STAFF WRITER CONNIE SWINNEY
SPICEWOOD — Leah Hughes of Spicewood was headed back to work at her construction job in Spicewood on Texas 71 when the gravel truck came up behind her.
She had stopped her eastbound Chevrolet Tahoe in the left lane of the 6600 block of the highway and was waiting for oncoming traffic to clear before turning into the business’s parking lot.
“My worst fears were yesterday (May 10),” she said. “He hit me from behind.”
One of two eastbound gravel trucks traveling side by side struck her left bumper, spinning the Tahoe around, then collided with the front driver’s side of her vehicle.
“It happened so quickly. I was boxed in,” Hughes said. “He ended up going into oncoming traffic.”
Approaching vehicles managed to avoid colliding with the gravel hauler.
The speed limit on that stretch of road is 70 mph with the left-lane designated for passing only.
“He had plenty of time to slow down or move over,” Hughes said. “Obviously, a (center) turn-lane would be great.”
Hughes has lived in the area for four years, worked at the company for the past two years, and watched how the community has evolved.
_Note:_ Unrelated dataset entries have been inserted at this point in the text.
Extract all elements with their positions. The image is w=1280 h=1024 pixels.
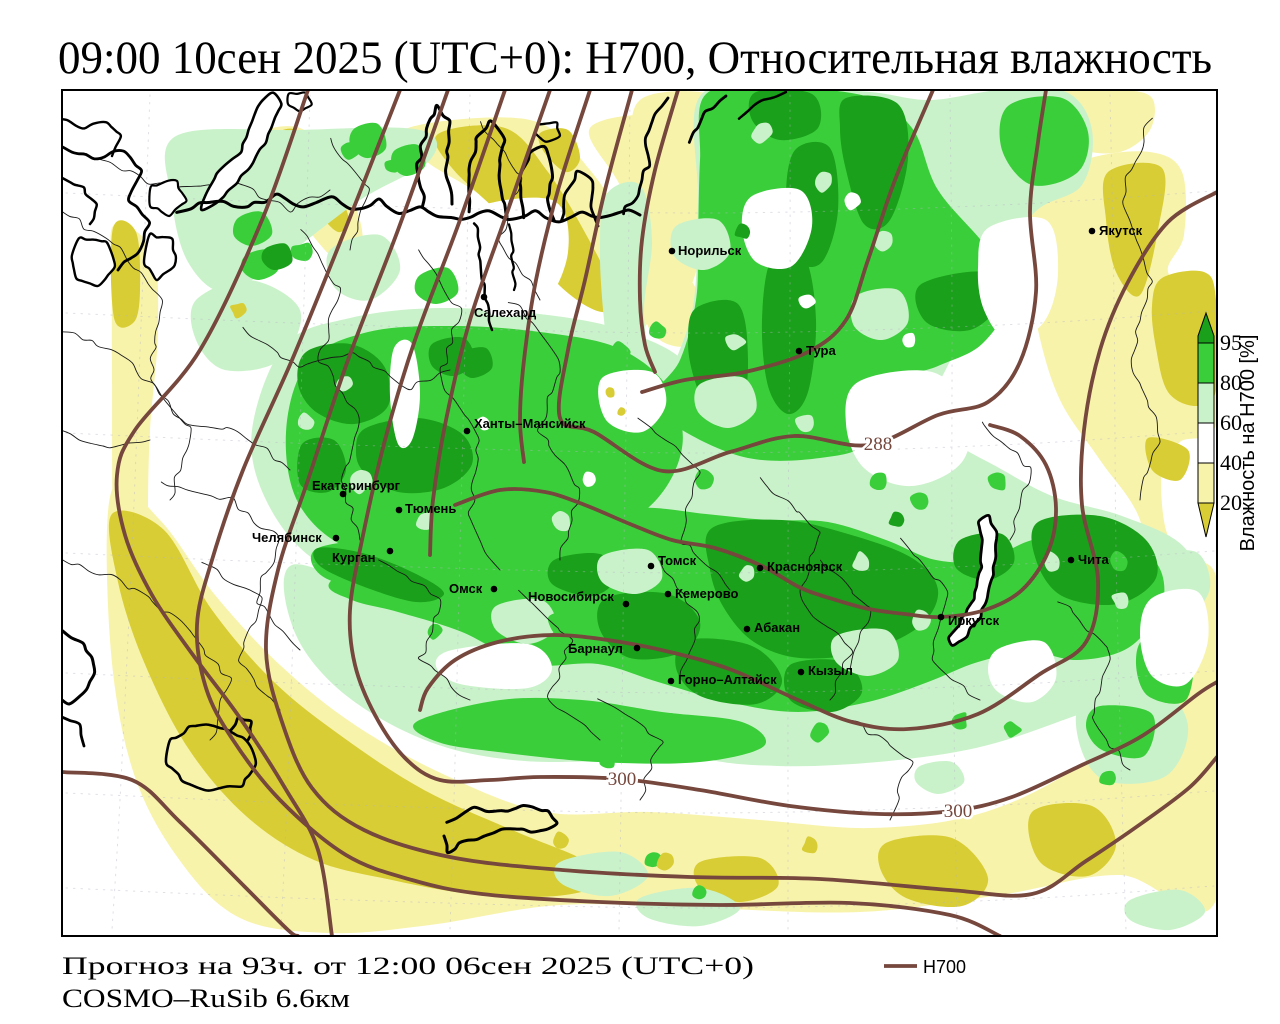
svg-text:Салехард: Салехард [474,305,537,320]
svg-text:Екатеринбург: Екатеринбург [312,478,401,493]
svg-text:Прогноз на 93ч. от 12:00 06сен: Прогноз на 93ч. от 12:00 06сен 2025 (UTC… [62,953,754,980]
svg-text:80: 80 [1220,370,1242,395]
svg-text:300: 300 [944,801,973,822]
svg-text:60: 60 [1220,410,1242,435]
svg-text:Абакан: Абакан [754,620,800,635]
svg-text:Горно–Алтайск: Горно–Алтайск [678,672,777,687]
svg-text:Омск: Омск [449,581,483,596]
svg-text:Кызыл: Кызыл [808,663,853,678]
svg-text:Томск: Томск [658,553,697,568]
svg-text:Ханты–Мансийск: Ханты–Мансийск [474,416,586,431]
svg-text:Чита: Чита [1078,552,1109,567]
svg-text:288: 288 [864,434,893,455]
svg-text:40: 40 [1220,450,1242,475]
svg-text:Челябинск: Челябинск [252,530,322,545]
svg-text:Красноярск: Красноярск [767,559,843,574]
svg-text:09:00 10сен 2025 (UTC+0): H700: 09:00 10сен 2025 (UTC+0): H700, Относите… [58,32,1212,84]
svg-text:Норильск: Норильск [678,243,742,258]
svg-text:Барнаул: Барнаул [568,641,623,656]
svg-text:Тура: Тура [806,343,836,358]
svg-text:Якутск: Якутск [1099,223,1143,238]
svg-text:20: 20 [1220,490,1242,515]
svg-text:COSMO–RuSib 6.6км: COSMO–RuSib 6.6км [62,984,350,1013]
svg-text:H700: H700 [923,957,966,977]
svg-text:Влажность на H700 [%]: Влажность на H700 [%] [1237,335,1259,552]
svg-text:Курган: Курган [332,550,375,565]
svg-text:Иркутск: Иркутск [948,613,1000,628]
svg-text:95: 95 [1220,330,1242,355]
svg-text:Кемерово: Кемерово [675,586,739,601]
svg-text:300: 300 [608,769,637,790]
svg-text:Новосибирск: Новосибирск [528,589,614,604]
svg-text:Тюмень: Тюмень [405,501,456,516]
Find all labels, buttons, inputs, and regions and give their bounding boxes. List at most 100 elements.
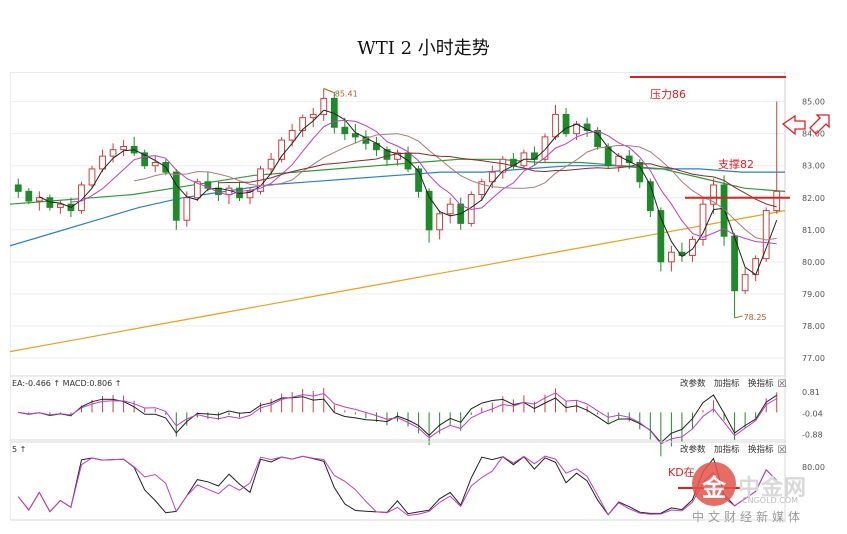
macd-y-tick-label: -0.88 [802,430,823,439]
watermark-logo-char: 金 [702,474,726,502]
kd-button-1[interactable]: 加指标 [714,444,740,455]
main-y-tick-label: 79.00 [802,290,825,299]
candle-body [309,113,317,119]
candle-body [415,168,422,192]
candle-body [25,190,33,202]
candle-body [99,155,106,170]
macd-header: EA:-0.466 ↑ MACD:0.806 ↑ [12,379,121,388]
watermark-name: 中金网 [738,476,808,501]
candle-body [773,190,781,212]
candle-body [14,184,22,192]
candle-body [562,113,570,135]
main-y-tick-label: 78.00 [802,322,825,331]
candle-body [183,197,191,221]
candle-body [531,152,538,160]
candle-body [594,129,602,147]
candle-body [141,152,149,167]
candle-body [625,155,633,164]
ma-line-magenta [70,119,777,245]
candle-body [552,113,559,138]
macd-panel-frame [10,375,786,441]
candle-body [657,210,665,263]
candle-body [278,139,286,160]
candle-body [478,181,486,196]
watermark-subtitle: 中文财经新媒体 [692,510,805,524]
resistance-arrow-icon [781,114,806,136]
candle-body [109,149,117,157]
macd-button-2[interactable]: 换指标 [748,378,774,389]
candle-body [78,184,85,212]
kd-k-line [17,455,778,516]
candle-body [720,184,728,237]
candle-body [710,184,717,205]
ma-line-orange [10,210,786,353]
candle-body [151,162,159,167]
candle-body [172,171,180,221]
main-y-tick-label: 83.00 [802,162,825,171]
macd-close-icon[interactable]: ☒ [778,379,787,390]
chart-title: WTI 2 小时走势 [357,38,490,59]
candle-body [383,149,391,160]
macd-y-tick-label: 0.81 [802,388,820,397]
low-pointer [734,315,743,319]
candle-body [341,126,349,135]
candle-body [752,258,760,276]
candle-body [499,158,507,173]
macd-button-1[interactable]: 加指标 [714,378,740,389]
kd-panel-frame [10,441,786,521]
kd-button-2[interactable]: 换指标 [748,444,774,455]
candle-body [762,210,770,260]
main-y-tick-label: 84.00 [802,130,825,139]
resistance-label: 压力86 [650,88,686,101]
up-arrow-icon [809,114,830,135]
candle-body [299,117,307,131]
main-y-tick-label: 81.00 [802,226,825,235]
support-label: 支撑82 [718,157,754,171]
main-y-tick-label: 77.00 [802,354,825,363]
main-y-tick-label: 85.00 [802,98,825,107]
candle-body [193,181,201,199]
candle-body [351,133,359,138]
candle-body [288,129,296,141]
candle-body [488,171,496,183]
macd-dea-line [18,392,777,445]
candle-body [35,197,43,202]
kd-d-line [17,455,778,517]
candle-body [541,136,549,160]
high-price-label: 85.41 [335,89,358,98]
candle-body [204,181,212,189]
main-y-tick-label: 80.00 [802,258,825,267]
candle-body [436,213,444,231]
candle-body [88,168,96,186]
candle-body [646,181,654,212]
chart-svg: 85.00 84.00 83.00 82.00 81.00 80.00 79.00 78.00… [10,72,830,522]
candle-body [120,145,128,151]
kd-annotation-label: KD在 [668,466,695,479]
watermark-logo: 金 [692,462,736,506]
candle-body [689,238,696,256]
kd-y-tick-label: 80.00 [802,463,825,472]
ma-line-short [39,109,778,276]
kd-header: 5 ↑ [12,445,26,454]
candle-body [246,190,254,199]
candle-body [57,203,64,208]
kd-button-0[interactable]: 改参数 [680,444,706,455]
ma-line-blue [10,165,785,247]
candle-body [425,190,433,231]
candle-body [583,123,591,131]
candle-body [699,203,707,240]
candle-body [667,251,675,263]
macd-button-0[interactable]: 改参数 [680,378,706,389]
candle-body [267,158,275,170]
candle-body [320,97,328,115]
ma-line-mid [134,133,777,241]
watermark-url: CNGOLD.COM [742,496,799,505]
ma-line-dark [218,152,777,208]
candle-body [446,203,454,215]
macd-y-tick-label: -0.04 [802,409,823,418]
main-y-tick-label: 82.00 [802,194,825,203]
candle-body [741,274,749,292]
high-pointer [323,88,334,93]
low-price-label: 78.25 [744,313,767,322]
kd-close-icon[interactable]: ☒ [778,445,787,456]
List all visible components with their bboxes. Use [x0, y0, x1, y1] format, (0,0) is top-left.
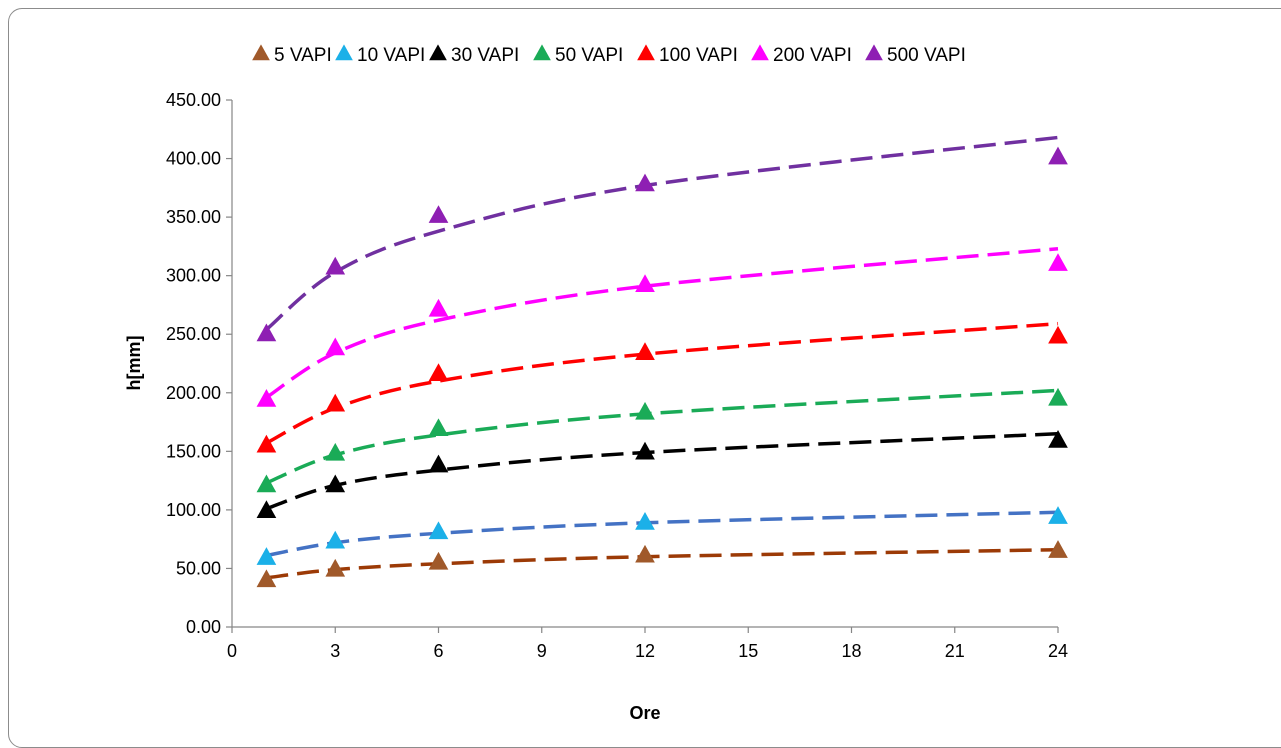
y-tick-label: 200.00 [166, 383, 221, 403]
x-tick-label: 12 [635, 641, 655, 661]
data-point-series-2 [256, 500, 277, 519]
y-tick-label: 400.00 [166, 149, 221, 169]
y-tick-label: 150.00 [166, 441, 221, 461]
data-point-series-2 [325, 474, 346, 493]
x-tick-label: 18 [841, 641, 861, 661]
y-tick-label: 300.00 [166, 266, 221, 286]
data-point-series-0 [428, 551, 449, 570]
legend-label: 30 VAPI [451, 45, 519, 66]
x-tick-label: 24 [1048, 641, 1068, 661]
data-point-series-2 [428, 454, 449, 473]
data-point-series-6 [635, 173, 655, 192]
x-tick-label: 21 [945, 641, 965, 661]
data-point-series-5 [635, 274, 655, 293]
legend-marker [533, 44, 551, 61]
data-point-series-4 [635, 342, 655, 360]
legend-marker [751, 44, 769, 61]
data-point-series-5 [256, 389, 277, 407]
legend-label: 100 VAPI [659, 45, 738, 66]
data-point-series-4 [325, 393, 346, 412]
data-point-series-1 [635, 512, 655, 530]
data-point-series-5 [1048, 253, 1068, 271]
data-point-series-5 [428, 298, 449, 317]
data-point-series-3 [635, 401, 655, 420]
data-point-series-1 [428, 521, 449, 540]
legend-label: 50 VAPI [555, 45, 623, 66]
data-point-series-3 [325, 442, 346, 461]
data-point-series-6 [325, 256, 346, 275]
data-point-series-0 [256, 569, 277, 588]
y-tick-label: 450.00 [166, 90, 221, 110]
data-point-series-1 [1048, 506, 1068, 524]
data-point-series-3 [1048, 387, 1068, 406]
y-axis: 0.00 50.00 100.00 150.00 200.00 250.00 300.00 3… [166, 90, 233, 637]
data-point-series-4 [256, 434, 277, 453]
data-point-series-2 [635, 441, 655, 460]
trendline-series-3 [265, 388, 1059, 485]
trendline-series-2 [265, 432, 1059, 511]
data-point-series-6 [256, 323, 277, 342]
trendline-series-5 [265, 246, 1059, 399]
trendline-series-0 [266, 547, 1059, 580]
trendlines [265, 135, 1059, 580]
y-tick-label: 350.00 [166, 207, 221, 227]
markers [256, 146, 1068, 588]
data-point-series-0 [1048, 540, 1068, 558]
legend-marker [252, 44, 270, 61]
data-point-series-0 [325, 558, 346, 577]
y-tick-label: 0.00 [186, 617, 221, 637]
data-point-series-4 [1048, 325, 1068, 344]
y-tick-label: 50.00 [176, 558, 221, 578]
y-tick-label: 100.00 [166, 500, 221, 520]
chart-svg: 5 VAPI 10 VAPI 30 VAPI 50 VAPI 100 VAPI 200 V… [124, 44, 1068, 723]
legend-label: 500 VAPI [887, 45, 966, 66]
trendline-series-4 [265, 321, 1059, 445]
y-axis-title: h[mm] [124, 336, 144, 391]
legend-label: 200 VAPI [773, 45, 852, 66]
x-tick-label: 9 [537, 641, 547, 661]
data-point-series-1 [256, 547, 277, 565]
legend-marker [335, 44, 353, 61]
x-tick-label: 3 [330, 641, 340, 661]
data-point-series-6 [1048, 146, 1068, 165]
data-point-series-5 [325, 337, 346, 356]
x-axis: 0 3 6 9 12 15 18 21 24 [227, 626, 1068, 661]
trendline-series-6 [265, 135, 1059, 331]
legend-marker [865, 44, 883, 61]
x-tick-label: 6 [433, 641, 443, 661]
x-axis-title: Ore [629, 703, 660, 723]
legend: 5 VAPI 10 VAPI 30 VAPI 50 VAPI 100 VAPI 200 V… [252, 44, 966, 66]
data-point-series-3 [428, 418, 449, 437]
x-tick-label: 0 [227, 641, 237, 661]
data-point-series-0 [635, 544, 655, 563]
chart-frame [8, 8, 1281, 748]
trendline-series-1 [266, 510, 1059, 558]
legend-label: 5 VAPI [274, 45, 332, 66]
legend-marker [429, 44, 447, 61]
data-point-series-1 [325, 530, 346, 549]
data-point-series-2 [1048, 430, 1068, 448]
x-tick-label: 15 [738, 641, 758, 661]
data-point-series-4 [428, 363, 449, 382]
y-tick-label: 250.00 [166, 324, 221, 344]
legend-marker [637, 44, 655, 61]
legend-label: 10 VAPI [357, 45, 425, 66]
data-point-series-3 [256, 474, 277, 493]
data-point-series-6 [428, 205, 449, 223]
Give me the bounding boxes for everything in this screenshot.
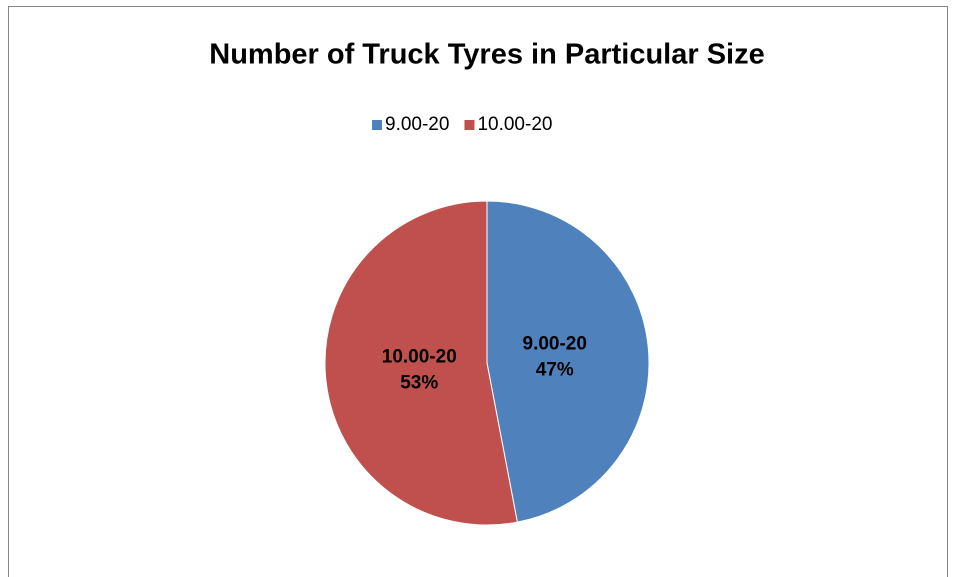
- pie-slice: [486, 200, 650, 523]
- slice-value-label: 53%: [400, 372, 438, 393]
- legend-swatch: [464, 120, 475, 130]
- legend-label: 9.00-20: [385, 114, 449, 135]
- slice-value-label: 47%: [536, 360, 574, 381]
- legend-swatch: [372, 120, 382, 130]
- slice-category-label: 9.00-20: [523, 334, 587, 355]
- slice-category-label: 10.00-20: [382, 346, 457, 367]
- legend-label: 10.00-20: [477, 114, 552, 135]
- pie-slice: [324, 200, 518, 526]
- chart-title: Number of Truck Tyres in Particular Size: [209, 39, 764, 71]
“It’s so unreal. The traffic is so much worse now in both directions,” she said. “The whole 71 corridor is so dangerous.”
Being in the construction business, Hughes said she understands the need for the haulers but hopes highway officials might weigh the cost of potential lost lives against the price tag of enhanced safety improvements.
“It could have been so much worse. We’re always aware of this,” she said. “We’re just sitting ducks.”
Within the past five years, the Texas 71 corridor from the U.S. 281 intersection to the Travis County line has grown from one or two to more than a half-dozen businesses connected to the mining and rock crushing industry.
During that time period, emergency crews have been responding to an increasing number of collisions.
This month, Burnet County officials submitted a request to be considered for federal highway fuel tax funding for more safety measures such as a turn-lane, egress/ingress lanes, and road widening along this stretch of Texas 71.
However, the area of the crash, which is populated with at least three nearby concrete plants and one asphalt plant, failed to make the list to be forwarded to the Texas Department of Transportation.
“I see the concrete plants and quarries coming in. We’re in construction. We use them,” Hughes said. “It’s necessary. You have to have concrete, but it’s a lot of plants in one area.”
Even though she walked away without major injuries, the crash changed her perspective on her daily commutes.
“I think I will just go past (my job), turn around, and then come back and turn right,” she said. “I don’t know that I can just sit there in the future waiting to turn left.”